I just want to feel the sunshine on my face. It’s been a little dark where I’ve been hiding. This is the first time I’ve really heard an inner child screaming, “I’m not going in there, you can’t make me!” so I knew it was exactly what I needed to do, while at the same time offering myself forgiveness and comfort. Part of me did not want to come back here, to admit that I started drinking again.
It started the evening of Father’s Day. “Both of our Daddies are in Heaven,” I said to my husband, as I poured a shot of apple whiskey for each of us. He had been creating a post about his dad and was having big emotions around that, and I felt inadequate in comforting him. Sadly, there is always a sense of relief when I break my sobriety and join back in the way it was.
For that reason, I think HARM reduction is the only thing that will work. I can’t change my environment, and I failed at altering my reaction to it. I can control how much I drink when I practice HARM reduction. Each time I say I’m going to be sober, when I break that promise to myself, it is worse than if I was just doing HARM reduction – it is 6 or 7 glasses of wine instead of the 3 I allow myself when on my HARM reduction “diet.”
In any case, I suppose the hypomania I posted about could have been brought about by staying up too late a few nights in a row and drinking too much. Then two days later I had a day of depression where I slept all day. I haven’t had anything to drink the last two days, it just hasn’t appealed to me; all the excess of the previous days made me sick of it.
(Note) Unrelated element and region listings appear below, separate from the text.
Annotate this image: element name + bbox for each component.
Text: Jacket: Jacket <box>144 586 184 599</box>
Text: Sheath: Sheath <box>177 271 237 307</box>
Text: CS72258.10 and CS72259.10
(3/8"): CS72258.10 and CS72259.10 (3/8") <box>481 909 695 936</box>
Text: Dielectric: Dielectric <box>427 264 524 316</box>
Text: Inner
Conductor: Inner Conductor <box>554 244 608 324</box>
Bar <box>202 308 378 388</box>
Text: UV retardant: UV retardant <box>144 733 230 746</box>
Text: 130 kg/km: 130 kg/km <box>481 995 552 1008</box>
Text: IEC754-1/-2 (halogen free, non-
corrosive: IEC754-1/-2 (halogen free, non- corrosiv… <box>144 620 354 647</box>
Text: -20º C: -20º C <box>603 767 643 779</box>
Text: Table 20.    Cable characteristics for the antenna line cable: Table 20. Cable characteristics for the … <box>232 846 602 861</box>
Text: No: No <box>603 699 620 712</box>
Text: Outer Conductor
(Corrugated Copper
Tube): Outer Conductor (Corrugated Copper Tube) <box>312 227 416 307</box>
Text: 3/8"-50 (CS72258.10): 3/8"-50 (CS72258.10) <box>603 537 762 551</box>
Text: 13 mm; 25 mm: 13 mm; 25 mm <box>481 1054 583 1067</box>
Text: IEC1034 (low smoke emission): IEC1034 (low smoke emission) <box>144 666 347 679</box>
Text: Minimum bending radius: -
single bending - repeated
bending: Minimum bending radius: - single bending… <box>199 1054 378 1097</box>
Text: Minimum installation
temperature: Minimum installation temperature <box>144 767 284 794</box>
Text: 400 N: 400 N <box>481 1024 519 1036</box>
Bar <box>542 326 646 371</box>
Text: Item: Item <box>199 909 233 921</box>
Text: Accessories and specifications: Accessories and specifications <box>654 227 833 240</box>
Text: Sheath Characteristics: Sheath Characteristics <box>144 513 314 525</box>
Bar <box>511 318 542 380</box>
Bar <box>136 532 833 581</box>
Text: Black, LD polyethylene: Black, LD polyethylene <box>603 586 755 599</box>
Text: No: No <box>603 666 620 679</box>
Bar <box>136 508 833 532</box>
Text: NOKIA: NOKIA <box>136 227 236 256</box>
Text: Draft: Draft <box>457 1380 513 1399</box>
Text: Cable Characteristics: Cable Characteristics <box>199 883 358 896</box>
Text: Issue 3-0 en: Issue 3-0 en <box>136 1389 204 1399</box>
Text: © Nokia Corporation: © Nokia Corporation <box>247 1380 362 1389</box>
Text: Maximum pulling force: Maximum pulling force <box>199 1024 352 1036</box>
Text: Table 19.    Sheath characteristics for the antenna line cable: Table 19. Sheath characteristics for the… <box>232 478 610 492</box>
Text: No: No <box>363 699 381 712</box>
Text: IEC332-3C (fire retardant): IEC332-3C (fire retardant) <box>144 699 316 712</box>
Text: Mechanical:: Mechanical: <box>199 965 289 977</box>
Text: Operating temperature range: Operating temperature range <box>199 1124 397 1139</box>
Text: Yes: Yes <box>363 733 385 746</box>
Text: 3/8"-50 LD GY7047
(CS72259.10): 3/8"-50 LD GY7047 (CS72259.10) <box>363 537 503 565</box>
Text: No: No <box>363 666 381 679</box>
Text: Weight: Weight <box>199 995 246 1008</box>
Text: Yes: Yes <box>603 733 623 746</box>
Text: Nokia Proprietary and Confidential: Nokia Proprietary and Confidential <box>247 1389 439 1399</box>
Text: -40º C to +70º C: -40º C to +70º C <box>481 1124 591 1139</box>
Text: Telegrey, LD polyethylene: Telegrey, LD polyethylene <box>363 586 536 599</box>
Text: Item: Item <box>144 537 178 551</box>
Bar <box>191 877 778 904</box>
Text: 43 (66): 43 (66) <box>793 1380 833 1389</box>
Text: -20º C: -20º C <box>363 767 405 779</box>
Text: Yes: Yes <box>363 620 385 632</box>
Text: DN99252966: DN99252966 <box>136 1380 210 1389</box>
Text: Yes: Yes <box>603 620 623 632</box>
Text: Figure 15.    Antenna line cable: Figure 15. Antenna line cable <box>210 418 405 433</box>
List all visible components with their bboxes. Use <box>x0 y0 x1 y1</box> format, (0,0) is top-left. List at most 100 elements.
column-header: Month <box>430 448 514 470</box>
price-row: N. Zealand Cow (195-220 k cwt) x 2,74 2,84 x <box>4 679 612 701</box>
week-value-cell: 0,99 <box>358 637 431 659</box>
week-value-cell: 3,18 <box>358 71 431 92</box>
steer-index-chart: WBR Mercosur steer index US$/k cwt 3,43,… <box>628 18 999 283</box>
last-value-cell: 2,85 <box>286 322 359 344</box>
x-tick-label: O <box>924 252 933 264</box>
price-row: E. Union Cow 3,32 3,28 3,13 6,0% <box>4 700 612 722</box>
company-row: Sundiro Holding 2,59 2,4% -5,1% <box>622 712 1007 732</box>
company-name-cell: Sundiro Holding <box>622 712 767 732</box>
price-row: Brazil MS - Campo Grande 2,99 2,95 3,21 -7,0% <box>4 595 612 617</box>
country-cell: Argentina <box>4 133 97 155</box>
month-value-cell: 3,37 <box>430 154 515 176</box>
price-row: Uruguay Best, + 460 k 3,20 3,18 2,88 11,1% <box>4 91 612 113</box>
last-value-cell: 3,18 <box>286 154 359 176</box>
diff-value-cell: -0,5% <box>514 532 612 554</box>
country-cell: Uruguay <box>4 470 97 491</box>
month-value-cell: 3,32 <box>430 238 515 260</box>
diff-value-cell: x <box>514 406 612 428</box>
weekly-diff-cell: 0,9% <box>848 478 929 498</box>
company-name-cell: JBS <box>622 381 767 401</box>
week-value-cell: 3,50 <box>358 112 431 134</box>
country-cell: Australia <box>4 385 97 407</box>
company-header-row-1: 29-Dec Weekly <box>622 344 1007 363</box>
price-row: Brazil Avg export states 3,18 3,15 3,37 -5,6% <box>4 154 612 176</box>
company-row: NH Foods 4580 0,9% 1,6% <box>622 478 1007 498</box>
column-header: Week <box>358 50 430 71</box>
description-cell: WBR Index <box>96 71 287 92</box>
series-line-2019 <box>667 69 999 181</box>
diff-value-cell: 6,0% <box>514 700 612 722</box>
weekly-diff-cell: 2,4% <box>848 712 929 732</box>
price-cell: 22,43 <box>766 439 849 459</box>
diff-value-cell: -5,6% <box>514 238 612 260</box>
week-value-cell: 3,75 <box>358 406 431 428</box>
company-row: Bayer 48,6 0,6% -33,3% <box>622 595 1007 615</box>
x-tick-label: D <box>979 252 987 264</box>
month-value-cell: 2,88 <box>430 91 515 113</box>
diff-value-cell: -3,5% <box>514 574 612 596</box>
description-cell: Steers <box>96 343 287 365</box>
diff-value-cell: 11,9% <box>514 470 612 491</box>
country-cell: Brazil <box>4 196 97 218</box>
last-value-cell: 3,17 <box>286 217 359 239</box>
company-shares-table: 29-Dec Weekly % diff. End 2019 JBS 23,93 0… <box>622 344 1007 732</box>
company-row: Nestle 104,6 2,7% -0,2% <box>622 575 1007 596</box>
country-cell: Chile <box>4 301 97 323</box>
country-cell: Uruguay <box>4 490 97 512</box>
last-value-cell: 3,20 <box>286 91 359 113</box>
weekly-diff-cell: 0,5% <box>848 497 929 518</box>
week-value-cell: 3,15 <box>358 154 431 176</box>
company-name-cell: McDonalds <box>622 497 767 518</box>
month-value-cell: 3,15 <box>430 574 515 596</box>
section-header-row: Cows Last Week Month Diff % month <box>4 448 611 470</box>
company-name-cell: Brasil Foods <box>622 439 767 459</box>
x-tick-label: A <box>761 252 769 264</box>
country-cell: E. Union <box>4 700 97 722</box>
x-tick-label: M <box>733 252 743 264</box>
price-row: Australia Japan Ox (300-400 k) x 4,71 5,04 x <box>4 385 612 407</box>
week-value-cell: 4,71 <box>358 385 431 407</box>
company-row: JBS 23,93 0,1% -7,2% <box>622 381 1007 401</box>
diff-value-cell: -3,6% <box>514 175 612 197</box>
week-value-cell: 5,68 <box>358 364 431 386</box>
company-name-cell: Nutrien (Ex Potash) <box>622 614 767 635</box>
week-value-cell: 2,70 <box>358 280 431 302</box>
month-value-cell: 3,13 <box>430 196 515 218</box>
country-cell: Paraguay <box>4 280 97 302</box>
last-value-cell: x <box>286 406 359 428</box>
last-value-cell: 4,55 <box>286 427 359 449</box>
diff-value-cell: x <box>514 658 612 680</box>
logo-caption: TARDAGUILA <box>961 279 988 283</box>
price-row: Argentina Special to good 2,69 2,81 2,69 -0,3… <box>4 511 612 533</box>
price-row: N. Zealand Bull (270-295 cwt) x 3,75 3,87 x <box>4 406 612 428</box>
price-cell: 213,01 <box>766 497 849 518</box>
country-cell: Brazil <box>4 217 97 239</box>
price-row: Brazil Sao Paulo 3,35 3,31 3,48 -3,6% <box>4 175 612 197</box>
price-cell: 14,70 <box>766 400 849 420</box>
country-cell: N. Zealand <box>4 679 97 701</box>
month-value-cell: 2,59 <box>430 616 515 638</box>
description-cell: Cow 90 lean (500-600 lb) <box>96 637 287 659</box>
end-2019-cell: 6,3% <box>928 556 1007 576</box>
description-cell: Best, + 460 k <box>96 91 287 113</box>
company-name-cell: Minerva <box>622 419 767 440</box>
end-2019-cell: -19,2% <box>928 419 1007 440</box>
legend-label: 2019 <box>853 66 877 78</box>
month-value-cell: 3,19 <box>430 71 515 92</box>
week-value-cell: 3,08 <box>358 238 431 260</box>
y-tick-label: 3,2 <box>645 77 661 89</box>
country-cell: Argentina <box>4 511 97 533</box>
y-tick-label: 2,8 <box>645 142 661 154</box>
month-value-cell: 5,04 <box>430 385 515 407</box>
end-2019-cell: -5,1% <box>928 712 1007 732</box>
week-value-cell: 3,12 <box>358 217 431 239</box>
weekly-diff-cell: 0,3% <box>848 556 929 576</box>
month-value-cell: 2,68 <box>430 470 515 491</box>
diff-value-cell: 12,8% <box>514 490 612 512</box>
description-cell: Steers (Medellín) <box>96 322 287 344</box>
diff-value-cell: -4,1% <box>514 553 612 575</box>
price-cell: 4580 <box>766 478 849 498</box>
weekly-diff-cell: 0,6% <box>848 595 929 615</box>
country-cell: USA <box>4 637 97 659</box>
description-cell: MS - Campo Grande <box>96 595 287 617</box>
So I suppose I can look at it like I failed, and this is all getting very old and boring to read about, back and forth, and she thinks she can stop and there she goes again, but I have to be realistic. It is better to drink less than more, and in practice, HARM reduction is what helps me to do that. I’m not going to make any more promises I can’t keep, I just have to get real about what I can do in this moment. One moment at a time.